The female cones open in the year of their formation for pollination. Pollination is anemophillous (by air) and direct. After fertilization the ovule matures into a seed.

Part of the upper surface of the ovuliferous scale is peeled off along with the seed to form its wing. A female cone takes about 26 months for reaching maturity. It then opens to release winged seeds which are dispersed by air. After falling on a suitable soil, each seed gives rise to a new plant.

iii. Ginkgoales:

They are primitive gymnosperms which possess deciduous leaves with furcate venation, two types of branches, unisexual plant, catkin like male inflorescence with each microsporangiosphore having 2-12 microsporangia, multi ciliate male gametes and clusters of megasporangiate structures each with a long stalk and two ovules. Ginkgoales are rep­resented by a single species, Ginkgo biloba.

Ginkgo biloba:

Ginkgo biloba (Fig. 3.19) has not changed for the last several millions of years since its appearance in triassic period. It is also called living fossil. The plant has survived due to interest shown by horticulturists. It has natural im­munity to several plant diseases. The plant is a tall tree of upto 30m height. Leaves are fan-shaped.

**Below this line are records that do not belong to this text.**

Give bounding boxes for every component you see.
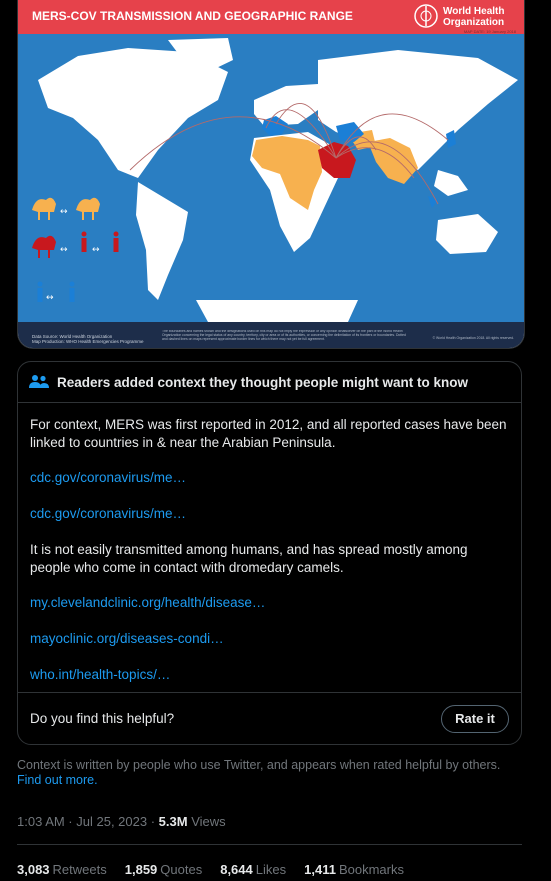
rate-it-button[interactable]: Rate it — [441, 705, 509, 733]
org-name-line2: Organization — [443, 17, 505, 28]
bookmarks-stat[interactable] — [304, 862, 404, 877]
quotes-label: Quotes — [160, 862, 203, 877]
arrow-icon: ↔ — [60, 207, 68, 217]
map-production: Map Production: WHO Health Emergencies Programme — [32, 339, 144, 344]
likes-label: Likes — [255, 862, 287, 877]
find-out-more-link[interactable]: Find out more. — [17, 773, 98, 787]
note-heading: Readers added context they thought people might want to know — [57, 374, 469, 390]
note-link-mayoclinic[interactable]: mayoclinic.org/diseases-condi… — [30, 631, 224, 646]
disclaimer-box — [162, 330, 412, 346]
map-date: MAP DATE: 19 January 2018 — [463, 29, 516, 34]
retweets-count: 3,083 — [17, 862, 50, 877]
context-note-text: Context is written by people who use Twitter, and appears when rated helpful by others. — [17, 758, 501, 772]
retweets-stat[interactable] — [17, 862, 107, 877]
bookmarks-count: 1,411 — [304, 862, 336, 877]
person-icon — [114, 232, 119, 253]
helpful-question: Do you find this helpful? — [30, 711, 175, 726]
note-body — [18, 403, 521, 684]
likes-stat[interactable] — [220, 862, 286, 877]
person-icon — [82, 232, 87, 253]
note-link-cdc-1[interactable]: cdc.gov/coronavirus/me… — [30, 470, 187, 485]
quotes-count: 1,859 — [124, 862, 158, 877]
arrow-icon: ↔ — [60, 245, 68, 255]
org-name-line1: World Health — [443, 6, 505, 17]
note-link-cdc-2[interactable]: cdc.gov/coronavirus/me… — [30, 506, 187, 521]
community-note — [17, 361, 522, 745]
person-icon — [38, 282, 43, 303]
mers-map — [18, 0, 524, 348]
context-note — [17, 758, 522, 788]
copyright: © World Health Organization 2018. All rights reserved. — [432, 336, 514, 340]
note-paragraph: For context, MERS was first reported in 2012, and all reported cases have been linked to countries in & near the Arabian Peninsula. — [30, 417, 507, 450]
tweet-timestamp[interactable]: 1:03 AM · Jul 25, 2023 · — [17, 814, 156, 829]
engagement-stats — [17, 862, 404, 877]
data-source: Data Source: World Health Organization — [32, 334, 113, 339]
note-header — [18, 362, 521, 403]
helpful-prompt — [18, 692, 521, 744]
note-link-who[interactable]: who.int/health-topics/… — [30, 667, 171, 682]
bookmarks-label: Bookmarks — [338, 862, 404, 877]
views-count: 5.3M — [158, 814, 188, 829]
map-title: MERS-COV TRANSMISSION AND GEOGRAPHIC RANGE — [32, 9, 353, 23]
note-link-clevelandclinic[interactable]: my.clevelandclinic.org/health/disease… — [30, 595, 266, 610]
retweets-label: Retweets — [52, 862, 107, 877]
quotes-stat[interactable] — [125, 862, 202, 877]
note-paragraph: It is not easily transmitted among humans, and has spread mostly among people who come in contact with dromedary camels. — [30, 542, 468, 575]
likes-count: 8,644 — [220, 862, 253, 877]
map-image[interactable] — [17, 0, 525, 349]
people-icon — [29, 374, 49, 390]
divider — [17, 844, 522, 845]
disclaimer: The boundaries and names shown and the designations used on this map do not imply the expression of any opinion whatsoever on the part of the World Health Organization concerning the legal status of any country, territory, city or area or of its authorities, or concerning the delimitation of its frontiers or boundaries. Dotted and dashed lines on maps represent approximate border lines for which there may not yet be full agreement. — [162, 330, 406, 341]
arrow-icon: ↔ — [46, 293, 54, 303]
arrow-icon: ↔ — [92, 245, 100, 255]
person-icon — [70, 282, 75, 303]
views-label: Views — [191, 814, 226, 829]
tweet-meta — [17, 814, 226, 829]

They are deeply bilobed on long shoots. The leaves are entire or sinuate on dwarf shoots. Leaves pos­sess furcate venation. Ginkgo is dioecious like cycads. Dwarf shoots of female plants bear distinct megasporangiate structures.

Each has a stalk that ends into two ovules. Ovule has a 3-layered integu­ment, micro Pyle and a pollen chamber. Endosperm of roasted seed is edible. However, horticulturists prefer to grow only male plants as the female plants give unpleasant smell.

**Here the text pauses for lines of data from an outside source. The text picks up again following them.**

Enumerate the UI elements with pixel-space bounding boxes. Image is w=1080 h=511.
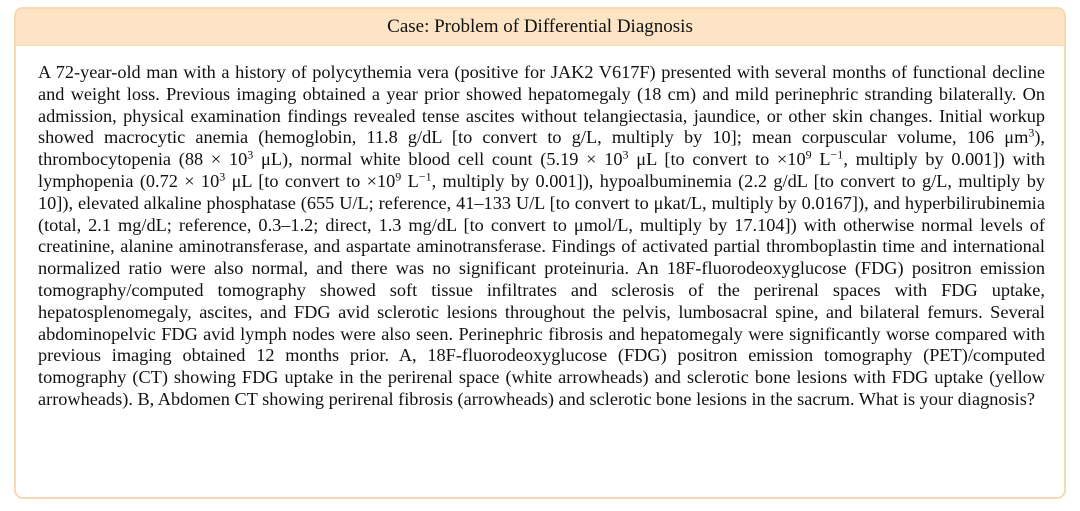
- case-title: Case: Problem of Differential Diagnosis: [16, 9, 1064, 46]
- text-run: , multiply by 0.001]), hypoalbuminemia (2.2 g/dL [to convert to g/L, multiply by 10]), elevated alkaline phosphatase (655 U/L; reference, 41–133 U/L [to convert to μkat/L, multiply by 0.0167]), and hyperbilirubinemia (total, 2.1 mg/dL; reference, 0.3–1.2; direct, 1.3 mg/dL [to convert to μmol/L, multiply by 17.104]) with otherwise normal levels of creatinine, alanine aminotransferase, and aspartate aminotransferase. Findings of activated partial thromboplastin time and international normalized ratio were also normal, and there was no significant proteinuria. An 18F-fluorodeoxyglucose (FDG) positron emission tomography/computed tomography showed soft tissue infiltrates and sclerosis of the perirenal spaces with FDG uptake, hepatosplenomegaly, ascites, and FDG avid sclerotic lesions throughout the pelvis, lumbosacral spine, and bilateral femurs. Several abdominopelvic FDG avid lymph nodes were also seen. Perinephric fibrosis and hepatomegaly were significantly worse compared with previous imaging obtained 12 months prior. A, 18F-fluorodeoxyglucose (FDG) positron emission tomography (PET)/computed tomography (CT) showing FDG uptake in the perirenal space (white arrowheads) and sclerotic bone lesions with FDG uptake (yellow arrowheads). B, Abdomen CT showing perirenal fibrosis (arrowheads) and sclerotic bone lesions in the sacrum. What is your diagnosis?: [38, 170, 1045, 409]
- text-run: ), thrombocytopenia (88 × 10: [38, 127, 1045, 170]
- text-run: L: [401, 170, 419, 191]
- superscript: −1: [418, 169, 432, 184]
- superscript: 9: [805, 147, 812, 162]
- text-run: μL), normal white blood cell count (5.19 × 10: [253, 149, 623, 170]
- superscript: 3: [622, 147, 629, 162]
- text-run: μL [to convert to ×10: [225, 170, 396, 191]
- case-description: [38, 62, 1045, 411]
- superscript: 9: [395, 169, 402, 184]
- superscript: 3: [247, 147, 254, 162]
- case-card: [14, 7, 1066, 499]
- superscript: −1: [830, 147, 844, 162]
- text-run: μL [to convert to ×10: [628, 149, 806, 170]
- text-run: L: [811, 149, 831, 170]
- superscript: 3: [219, 169, 226, 184]
- superscript: 3: [1028, 125, 1035, 140]
- text-run: A 72-year-old man with a history of polycythemia vera (positive for JAK2 V617F) presented with several months of functional decline and weight loss. Previous imaging obtained a year prior showed hepatomegaly (18 cm) and mild perinephric stranding bilaterally. On admission, physical examination findings revealed tense ascites without telangiectasia, jaundice, or other skin changes. Initial workup showed macrocytic anemia (hemoglobin, 11.8 g/dL [to convert to g/L, multiply by 10]; mean corpuscular volume, 106 μm: [38, 62, 1045, 148]
- text-run: , multiply by 0.001]) with lymphopenia (0.72 × 10: [38, 149, 1045, 191]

Economic Importance of Gymnosperms:

Some of the Major Economic Importance’s of Gymnosperms are given below:

1. Edible Seeds:

Seeds of Pinus gerardiana are edible. They are eaten after roasting.

2. Timber:

Gymnosperms possess softwood. The same is used in preparation of light furniture, plywood, packing cases, match sticks, railway sleepers, etc.

3. Paper:

A number of gymnosperm woods are used in the manufacture of paper. They include Picea, Pinus, Larix and Abies.

4. Fibre Boards:

Needles of Pinus and other conifers are used in making fibre boards that are used in making packing cases.

5. Linoleum:

Saw dust is employed in making linoleum and plastics.

6. Resin:

Resin is a semifluid secreted by special tubes which contains terpenes, resin acids and esters. It solidifies on exposure to air. Therefore, it plugs the places of injury. It helps in sealing female cones after pollination, scale leaves around leaf bases and apical buds. Resin retains water. It is antiseptic and toxic to pests.

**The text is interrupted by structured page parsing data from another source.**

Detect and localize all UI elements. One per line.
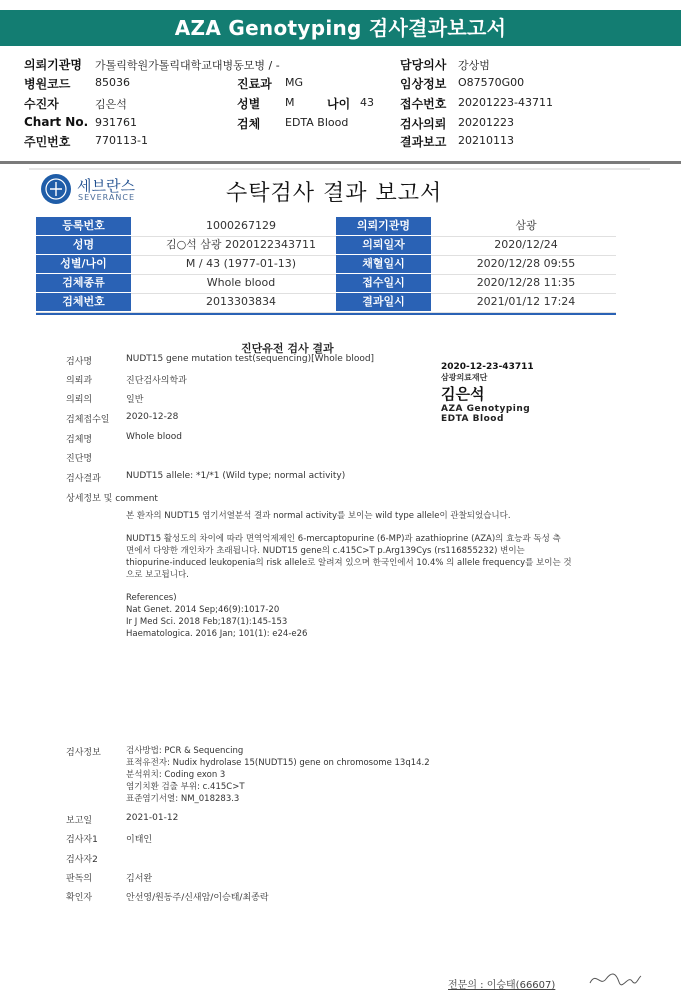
info-value: 1000267129	[206, 219, 276, 232]
resident-no-value: 770113-1	[95, 134, 148, 147]
info-value: 2021/01/12 17:24	[476, 295, 576, 308]
info-value: Whole blood	[206, 276, 276, 289]
header-divider	[0, 161, 681, 164]
patient-label: 수진자	[24, 97, 59, 111]
result-label: 검사결과	[66, 474, 101, 484]
report-day-value: 2021-01-12	[126, 813, 179, 823]
specimen-value: EDTA Blood	[285, 116, 349, 129]
verifier-value: 안선영/원동주/신새암/이승태/최종락	[126, 893, 269, 903]
test-info-line: 표준염기서열: NM_018283.3	[126, 794, 240, 804]
report-date-label: 결과보고	[400, 135, 447, 149]
section-title: 진단유전 검사 결과	[241, 342, 334, 355]
info-label: 채혈일시	[336, 255, 431, 273]
stamp-specimen: EDTA Blood	[441, 414, 504, 424]
doctor-label: 의뢰의	[66, 395, 93, 405]
dept-value: 진단검사의학과	[126, 376, 187, 386]
test-info-label: 검사정보	[66, 748, 101, 758]
signer-line: 전문의 : 이승태(66607)	[448, 980, 556, 991]
comment-line: 본 환자의 NUDT15 염기서열분석 결과 normal activity를 보이는 wild type allele이 관찰되었습니다.	[126, 511, 511, 521]
info-row	[36, 274, 616, 294]
outsourced-test-report	[31, 170, 648, 1000]
test-info-line: 분석위치: Coding exon 3	[126, 770, 226, 780]
hospital-name-value: 가톨릭학원가톨릭대학교대병동모병 / -	[95, 59, 280, 72]
info-label: 접수일시	[336, 274, 431, 292]
stamp-patient: 김은석	[441, 385, 485, 403]
chart-no-label: Chart No.	[24, 115, 89, 129]
severance-logo-icon	[41, 174, 71, 204]
info-label: 의뢰기관명	[336, 217, 431, 235]
comment-line: 으로 보고됩니다.	[126, 570, 189, 580]
request-date-value: 20201223	[458, 116, 514, 129]
info-value: 2020/12/28 09:55	[476, 257, 576, 270]
test-info-line: 염기치환 검출 부위: c.415C>T	[126, 782, 245, 792]
info-row	[36, 255, 616, 275]
age-value: 43	[360, 96, 374, 109]
sex-label: 성별	[237, 97, 261, 111]
info-table-divider	[36, 313, 616, 315]
test-info-line: 검사방법: PCR & Sequencing	[126, 746, 244, 756]
result-value: NUDT15 allele: *1/*1 (Wild type; normal activity)	[126, 471, 346, 481]
info-value: M / 43 (1977-01-13)	[185, 257, 297, 270]
request-date-label: 검사의뢰	[400, 117, 447, 131]
received-date-value: 2020-12-28	[126, 412, 179, 422]
reference-line: Haematologica. 2016 Jan; 101(1): e24-e26	[126, 629, 308, 639]
info-value: 2020/12/24	[494, 238, 558, 251]
specimen-name-label: 검체명	[66, 435, 93, 445]
clinical-info-value: O87570G00	[458, 76, 525, 89]
specimen-label: 검체	[237, 117, 261, 131]
report-date-value: 20210113	[458, 134, 514, 147]
reference-line: References)	[126, 593, 177, 603]
age-label: 나이	[327, 97, 351, 111]
test-name-value: NUDT15 gene mutation test(sequencing)[Whole blood]	[126, 354, 375, 364]
chart-no-value: 931761	[95, 116, 137, 129]
test-name-label: 검사명	[66, 357, 93, 367]
dept-label: 의뢰과	[66, 376, 93, 386]
stamp-test: AZA Genotyping	[441, 404, 531, 414]
reference-line: Ir J Med Sci. 2018 Feb;187(1):145-153	[126, 617, 288, 627]
info-label: 등록번호	[36, 217, 131, 235]
report-title: 수탁검사 결과 보고서	[226, 181, 443, 206]
reader-label: 판독의	[66, 874, 93, 884]
info-value: 2020/12/28 11:35	[476, 276, 576, 289]
diagnosis-label: 진단명	[66, 454, 93, 464]
detail-comment-label: 상세정보 및 comment	[66, 494, 158, 504]
received-date-label: 검체접수일	[66, 415, 110, 425]
info-label: 성별/나이	[36, 255, 131, 273]
reader-value: 김서완	[126, 874, 153, 884]
hospital-code-label: 병원코드	[24, 77, 71, 91]
stamp-accession: 2020-12-23-43711	[441, 362, 534, 372]
info-value: 삼광	[515, 219, 537, 232]
info-label: 검체번호	[36, 293, 131, 311]
specimen-name-value: Whole blood	[126, 432, 182, 442]
hospital-name-label: 의뢰기관명	[24, 58, 82, 72]
severance-logo-sub: SEVERANCE	[78, 193, 135, 202]
patient-value: 김은석	[95, 98, 127, 111]
info-label: 결과일시	[336, 293, 431, 311]
specimen-stamp	[441, 362, 534, 424]
accession-no-value: 20201223-43711	[458, 96, 553, 109]
hospital-code-value: 85036	[95, 76, 130, 89]
tester1-label: 검사자1	[66, 835, 98, 845]
doctor-value: 강상범	[458, 59, 490, 72]
info-value: 2013303834	[206, 295, 276, 308]
info-label: 검체종류	[36, 274, 131, 292]
accession-no-label: 접수번호	[400, 97, 447, 111]
info-row	[36, 217, 616, 237]
info-row	[36, 293, 616, 313]
verifier-label: 확인자	[66, 893, 93, 903]
tester1-value: 이태인	[126, 835, 153, 845]
test-info-line: 표적유전자: Nudix hydrolase 15(NUDT15) gene on chromosome 13q14.2	[126, 758, 430, 768]
department-value: MG	[285, 76, 304, 89]
sex-value: M	[285, 96, 295, 109]
severance-logo-name: 세브란스	[77, 177, 135, 195]
info-label: 성명	[36, 236, 131, 254]
info-value: 김○석 삼광 2020122343711	[165, 238, 317, 251]
report-banner: AZA Genotyping 검사결과보고서	[0, 10, 681, 46]
info-label: 의뢰일자	[336, 236, 431, 254]
department-label: 진료과	[237, 77, 272, 91]
doctor-label: 담당의사	[400, 58, 447, 72]
comment-line: thiopurine-induced leukopenia의 risk allele로 알려져 있으며 한국인에서 10.4% 의 allele frequency를 보이는 것	[126, 558, 572, 568]
comment-line: NUDT15 활성도의 차이에 따라 면역억제제인 6-mercaptopurine (6-MP)과 azathioprine (AZA)의 효능과 독성 측	[126, 534, 561, 544]
resident-no-label: 주민번호	[24, 135, 71, 149]
info-row	[36, 236, 616, 256]
clinical-info-label: 임상정보	[400, 77, 447, 91]
doctor-value: 일반	[126, 395, 144, 405]
tester2-label: 검사자2	[66, 855, 98, 865]
report-day-label: 보고일	[66, 816, 93, 826]
stamp-lab: 삼광의료재단	[441, 373, 488, 382]
reference-line: Nat Genet. 2014 Sep;46(9):1017-20	[126, 605, 280, 615]
comment-line: 면에서 다양한 개인차가 초래됩니다. NUDT15 gene의 c.415C>T p.Arg139Cys (rs116855232) 변이는	[126, 546, 525, 556]
signature-icon	[588, 967, 643, 989]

Therefore, it prevents microbial and insect attack. Resin is commercially extracted and distilled to obtain turpentine and rosin. Rosin is used in water proofing, sealing joints and preparation of writing paper. Turpentine is used as solvent in paints, polishes and wax. It is employed medicinally in removing pains, curing bronchitis and expelling worms.

7. Ephedrine:

Drug ephedrine is obtained from Ephedra, a gymnosperm. The drug is used in curing respiratory ailments, including asthma.